During his time in Paris, He exhibited his work in France, Italy, Japan, and Venezuela. From there, He migrated, once again in his life, to New York City, where He has resided for the past 16 years, developing and exhibiting her work in group and solo shows at various art galleries.

Alejandro Caiazza, Daughter of exile, 2026
Alejandro Caiazza, Daughter of exile, 2026

This solo exhibition comprises a body of work created using the technique known as collage, highlighting the texture of the pieces, which are made with a wide variety of pictorial and non-pictorial materials: acrylics, found objects, fabrics, strings, mesh, pieces of wood, leaves, and organic forms alluding to nature. His compositions are distinguished by the use of a palette of bold, contrasting colors; gestural brushstrokes, broad stains and drips, as well as the use of thick, irregular lines and contours. 

The human figure is a central motif, approached in an almost childlike manner, framed within the aesthetic category of the grotesque; imbued with humor and irony. Through his proposals, Caiazza addresses social and political issues such as migration, for example, a consequence of the search for a better life far from one’s country of origin—a displacement in which migrants experience, according to Caiazza, love, madness, and death. For him, his work is, in a way, about those who seek a home outside their homeland. In this vein, Caiazza created a work entitled “Daughter of Exile,” which he conceived as the daughter of the Statue of Liberty, “The Mother of Exile,” who opens her arms to welcome every migrant who arrives in the United States.

Hence, the curatorial text of the Betsy Frank Gallery establishes an intermedial bridge by placing Caiazza’s work in dialogue with the poem “The New Colossus,” written in 1883 by the American poet Emma Lazarus, inscribed on a bronze plaque located on the pedestal upon which the Statue of Liberty rests, whose verses read: “Mother of Exiles.
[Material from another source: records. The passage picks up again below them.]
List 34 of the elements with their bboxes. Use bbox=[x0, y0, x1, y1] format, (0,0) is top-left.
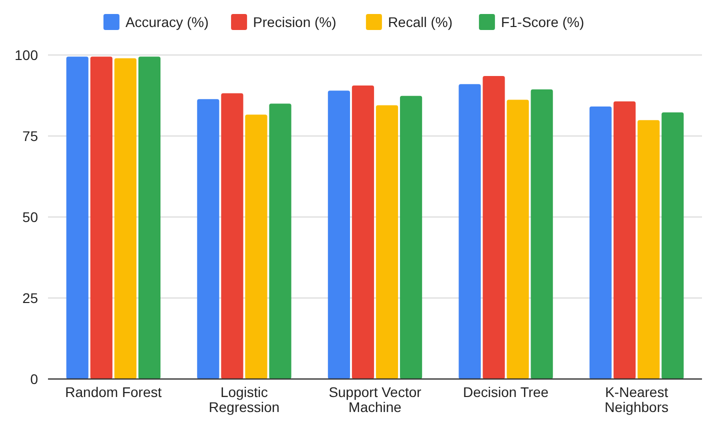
bar bbox=[114, 58, 136, 379]
x-tick-label: K-Nearest Neighbors bbox=[604, 384, 669, 415]
y-tick-label: 75 bbox=[22, 128, 38, 144]
bar bbox=[662, 112, 684, 379]
bar bbox=[530, 89, 553, 379]
y-tick-label: 0 bbox=[30, 370, 38, 387]
legend-label: Precision (%) bbox=[253, 14, 336, 30]
bar bbox=[590, 106, 612, 379]
bar bbox=[197, 99, 220, 379]
bar bbox=[66, 56, 88, 379]
bar bbox=[352, 85, 374, 379]
y-tick-label: 100 bbox=[14, 46, 38, 63]
bar bbox=[376, 105, 398, 379]
bar bbox=[138, 56, 160, 379]
bar bbox=[400, 96, 422, 379]
y-tick-label: 25 bbox=[22, 290, 38, 306]
bar bbox=[482, 76, 505, 379]
legend-label: Accuracy (%) bbox=[125, 14, 209, 30]
bar bbox=[245, 114, 268, 379]
bar bbox=[506, 100, 529, 379]
legend-label: Recall (%) bbox=[388, 14, 453, 30]
x-tick-label: Logistic Regression bbox=[208, 384, 280, 415]
bar bbox=[328, 90, 350, 379]
x-tick-label: Random Forest bbox=[65, 384, 162, 400]
bar bbox=[458, 84, 481, 379]
legend-label: F1-Score (%) bbox=[500, 14, 584, 30]
x-tick-label: Decision Tree bbox=[463, 384, 549, 400]
bar bbox=[221, 93, 244, 379]
x-tick-label: Support Vector Machine bbox=[328, 384, 422, 415]
bar bbox=[90, 56, 112, 379]
bar bbox=[614, 101, 636, 379]
bar bbox=[638, 120, 660, 379]
y-tick-label: 50 bbox=[22, 208, 38, 225]
bar bbox=[269, 104, 292, 379]
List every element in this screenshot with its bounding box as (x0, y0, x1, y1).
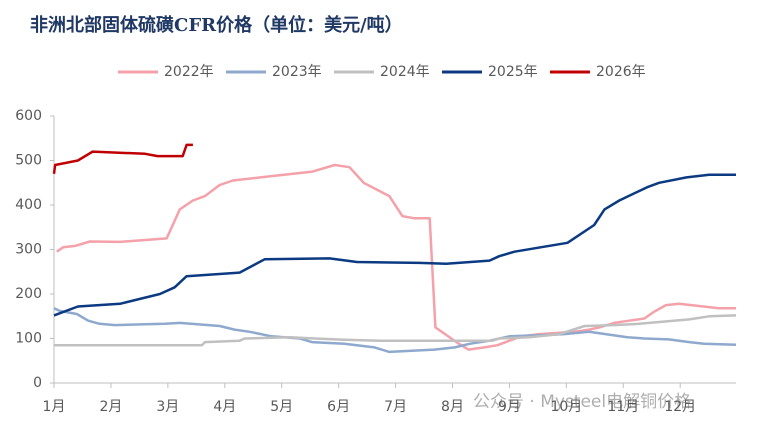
x-tick-label: 4月 (213, 399, 236, 415)
legend-label: 2025年 (488, 64, 538, 80)
legend-label: 2024年 (380, 64, 430, 80)
y-tick-label: 400 (15, 197, 42, 213)
y-tick-label: 200 (15, 286, 42, 302)
y-tick-label: 300 (15, 242, 42, 258)
chart-title: 非洲北部固体硫磺CFR价格（单位：美元/吨） (30, 14, 403, 36)
x-tick-label: 12月 (664, 399, 696, 415)
legend-label: 2022年 (164, 64, 214, 80)
series-line (54, 314, 737, 347)
y-tick-label: 500 (15, 153, 42, 169)
series-line (53, 173, 736, 317)
legend-label: 2023年 (272, 64, 322, 80)
y-tick-label: 100 (15, 331, 42, 347)
x-tick-label: 7月 (384, 399, 407, 415)
series-line (52, 143, 193, 174)
x-tick-label: 9月 (498, 399, 521, 415)
x-tick-label: 3月 (156, 399, 179, 415)
series-line (56, 163, 736, 351)
x-tick-label: 10月 (550, 399, 582, 415)
x-tick-label: 2月 (99, 399, 122, 415)
x-tick-label: 1月 (43, 399, 66, 415)
series-line (53, 307, 737, 354)
y-tick-label: 600 (15, 108, 42, 124)
x-tick-label: 8月 (441, 399, 464, 415)
y-tick-label: 0 (33, 375, 42, 391)
legend-label: 2026年 (596, 64, 646, 80)
x-tick-label: 11月 (607, 399, 639, 415)
x-tick-label: 6月 (327, 399, 350, 415)
watermark: 公众号 · Mysteel电解铜价格 (473, 392, 691, 412)
x-tick-label: 5月 (270, 399, 293, 415)
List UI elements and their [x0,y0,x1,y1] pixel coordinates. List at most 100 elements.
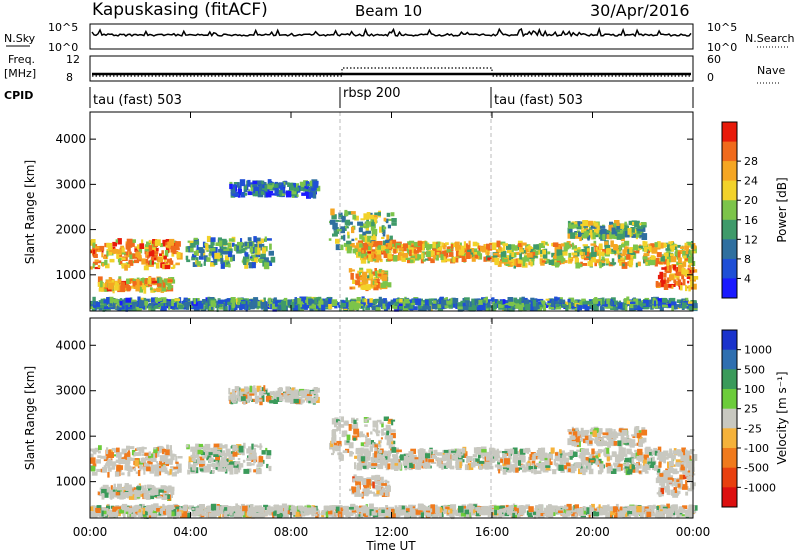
echo-cell [542,250,546,255]
echo-cell [98,282,100,287]
echo-cell [170,454,174,461]
echo-cell [218,469,223,472]
echo-cell [600,226,606,229]
echo-cell [385,481,389,484]
echo-cell [583,244,588,246]
echo-cell [149,306,152,309]
echo-cell [561,243,565,246]
echo-cell [257,306,260,308]
echo-cell [518,460,521,466]
echo-cell [194,251,198,255]
echo-cell [687,281,689,284]
echo-cell [344,421,349,426]
echo-cell [116,465,121,472]
echo-cell [521,243,526,246]
echo-cell [281,305,286,311]
echo-cell [96,469,101,472]
echo-cell [614,223,617,226]
echo-cell [93,263,95,268]
echo-cell [675,462,681,467]
echo-cell [228,388,230,395]
echo-cell [136,252,141,256]
echo-cell [247,462,252,466]
echo-cell [178,305,183,310]
echo-cell [155,239,161,246]
echo-cell [91,239,96,243]
echo-cell [681,276,684,279]
echo-cell [391,218,396,223]
echo-cell [690,450,692,455]
echo-cell [237,302,240,305]
echo-cell [364,424,368,426]
echo-cell [342,303,346,307]
echo-cell [607,467,611,474]
echo-cell [477,306,480,310]
echo-cell [400,254,405,257]
echo-cell [410,260,414,263]
echo-cell [616,467,621,472]
echo-cell [198,303,204,309]
echo-cell [486,456,491,461]
echo-cell [232,391,235,397]
echo-cell [633,245,638,251]
echo-cell [416,299,421,306]
echo-cell [680,465,683,471]
echo-cell [678,279,681,284]
echo-cell [533,300,536,306]
echo-cell [252,262,256,268]
echo-cell [600,468,603,473]
echo-cell [194,298,196,304]
echo-cell [523,449,528,453]
echo-cell [135,460,139,467]
echo-cell [362,272,367,277]
echo-cell [347,246,352,250]
echo-cell [440,254,443,260]
echo-cell [375,480,379,484]
echo-cell [233,452,238,457]
echo-cell [473,454,477,457]
echo-cell [221,457,227,463]
echo-cell [251,444,253,450]
echo-cell [129,487,133,490]
echo-cell [590,460,594,462]
echo-cell [229,469,233,475]
echo-cell [565,453,570,456]
echo-cell [549,260,555,265]
echo-cell [588,221,593,226]
echo-cell [125,298,131,303]
echo-cell [113,305,116,308]
echo-cell [137,280,140,285]
echo-cell [313,391,317,394]
echo-cell [353,420,356,424]
echo-cell [165,450,170,456]
echo-cell [606,261,610,264]
echo-cell [654,465,658,471]
echo-cell [150,260,152,266]
echo-cell [314,298,317,303]
echo-cell [376,490,379,494]
echo-cell [139,243,144,249]
echo-cell [366,489,368,496]
echo-cell [332,234,338,237]
echo-cell [231,398,235,402]
echo-cell [466,456,470,462]
echo-cell [582,234,585,238]
echo-cell [448,459,452,464]
echo-cell [658,275,663,279]
echo-cell [141,458,147,463]
echo-cell [154,470,159,476]
echo-cell [244,242,247,247]
echo-cell [250,386,253,393]
nave-tick-bottom: 0 [707,71,714,84]
echo-cell [340,245,344,251]
echo-cell [252,386,255,392]
echo-cell [204,455,207,457]
beam-title: Beam 10 [355,2,422,20]
echo-cell [214,253,220,259]
echo-cell [234,462,237,466]
echo-cell [215,461,217,468]
echo-cell [639,471,642,474]
echo-cell [98,265,101,268]
echo-cell [415,466,419,470]
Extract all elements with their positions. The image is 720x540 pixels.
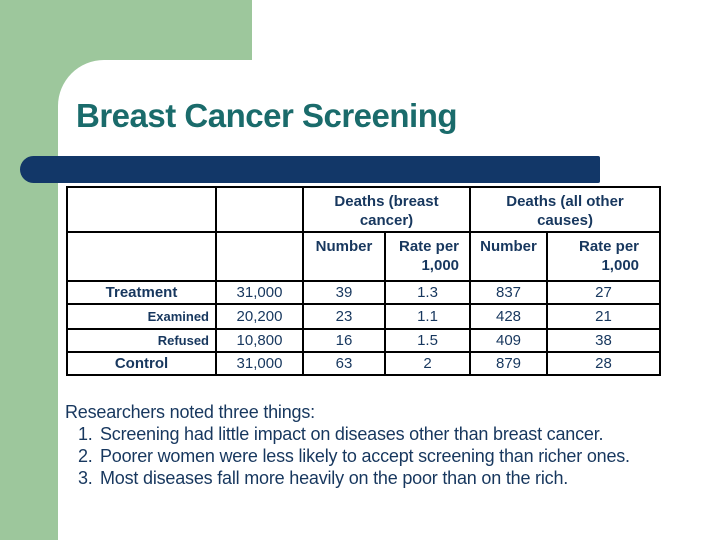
column-header-rate: Rate per 1,000 bbox=[383, 231, 472, 282]
table-cell: 27 bbox=[546, 280, 662, 305]
table-cell: 63 bbox=[302, 351, 386, 376]
table-cell: 16 bbox=[302, 328, 386, 353]
table-cell: 428 bbox=[469, 303, 549, 330]
table-cell: 20,200 bbox=[215, 303, 304, 330]
table-column-header-row: Number Rate per 1,000 Number Rate per 1,… bbox=[66, 231, 662, 282]
table-cell: 409 bbox=[469, 328, 549, 353]
table-group-header-row: Deaths (breast cancer) Deaths (all other… bbox=[66, 186, 662, 233]
notes-block: Researchers noted three things: 1. Scree… bbox=[65, 401, 717, 489]
table-row-control: Control 31,000 63 2 879 28 bbox=[66, 351, 662, 376]
row-label-examined: Examined bbox=[66, 303, 217, 330]
table-cell: 39 bbox=[302, 280, 386, 305]
table-cell: 31,000 bbox=[215, 351, 304, 376]
row-label-control: Control bbox=[66, 351, 217, 376]
list-item-text: Poorer women were less likely to accept … bbox=[100, 446, 630, 466]
list-item: 1. Screening had little impact on diseas… bbox=[65, 423, 717, 445]
list-item-number: 3. bbox=[78, 468, 93, 488]
table-cell: 837 bbox=[469, 280, 549, 305]
table-row-treatment: Treatment 31,000 39 1.3 837 27 bbox=[66, 280, 662, 305]
page-title: Breast Cancer Screening bbox=[76, 97, 458, 134]
list-item-text: Most diseases fall more heavily on the p… bbox=[100, 468, 569, 488]
table-cell: 10,800 bbox=[215, 328, 304, 353]
screening-results-table: Deaths (breast cancer) Deaths (all other… bbox=[66, 186, 662, 376]
empty-cell bbox=[66, 231, 217, 282]
empty-cell bbox=[66, 186, 217, 233]
table-row-refused: Refused 10,800 16 1.5 409 38 bbox=[66, 328, 662, 353]
table-cell: 879 bbox=[469, 351, 549, 376]
column-header-rate: Rate per 1,000 bbox=[546, 231, 662, 282]
table-cell: 1.1 bbox=[383, 303, 472, 330]
notes-intro: Researchers noted three things: bbox=[65, 402, 315, 422]
group-header-breast-cancer: Deaths (breast cancer) bbox=[301, 186, 472, 233]
group-header-all-other-causes: Deaths (all other causes) bbox=[469, 186, 662, 233]
list-item-text: Screening had little impact on diseases … bbox=[100, 424, 604, 444]
list-item: 2. Poorer women were less likely to acce… bbox=[65, 445, 717, 467]
column-header-number: Number bbox=[469, 231, 549, 282]
table-cell: 1.3 bbox=[383, 280, 472, 305]
row-label-treatment: Treatment bbox=[66, 280, 217, 305]
table-cell: 28 bbox=[546, 351, 662, 376]
table-row-examined: Examined 20,200 23 1.1 428 21 bbox=[66, 303, 662, 330]
list-item: 3. Most diseases fall more heavily on th… bbox=[65, 467, 717, 489]
column-header-number: Number bbox=[302, 231, 386, 282]
table-cell: 2 bbox=[383, 351, 472, 376]
empty-cell bbox=[215, 231, 304, 282]
table-cell: 1.5 bbox=[383, 328, 472, 353]
background-green-left-band bbox=[0, 0, 58, 540]
table-cell: 31,000 bbox=[215, 280, 304, 305]
list-item-number: 2. bbox=[78, 446, 93, 466]
row-label-refused: Refused bbox=[66, 328, 217, 353]
table-cell: 23 bbox=[302, 303, 386, 330]
empty-cell bbox=[215, 186, 304, 233]
table-cell: 38 bbox=[546, 328, 662, 353]
accent-bar bbox=[20, 156, 600, 183]
list-item-number: 1. bbox=[78, 424, 93, 444]
table-cell: 21 bbox=[546, 303, 662, 330]
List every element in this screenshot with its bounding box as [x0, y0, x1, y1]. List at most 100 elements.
From the beacon of your hand / shines welcome to all the world (…).”

An important detail of this curatorial text, the exhibition’s guiding thread, is its use of the metaphor of the “Mother of Exiles” to elevate Caiazza’s work from a purely aesthetic plane to a socio-political one. By linking it to the history of New York as a port of refuge—as the great home of migrants—the exhibition proposes a mixed repertoire: a hybrid heritage defined by multiethnic and multicultural fusion.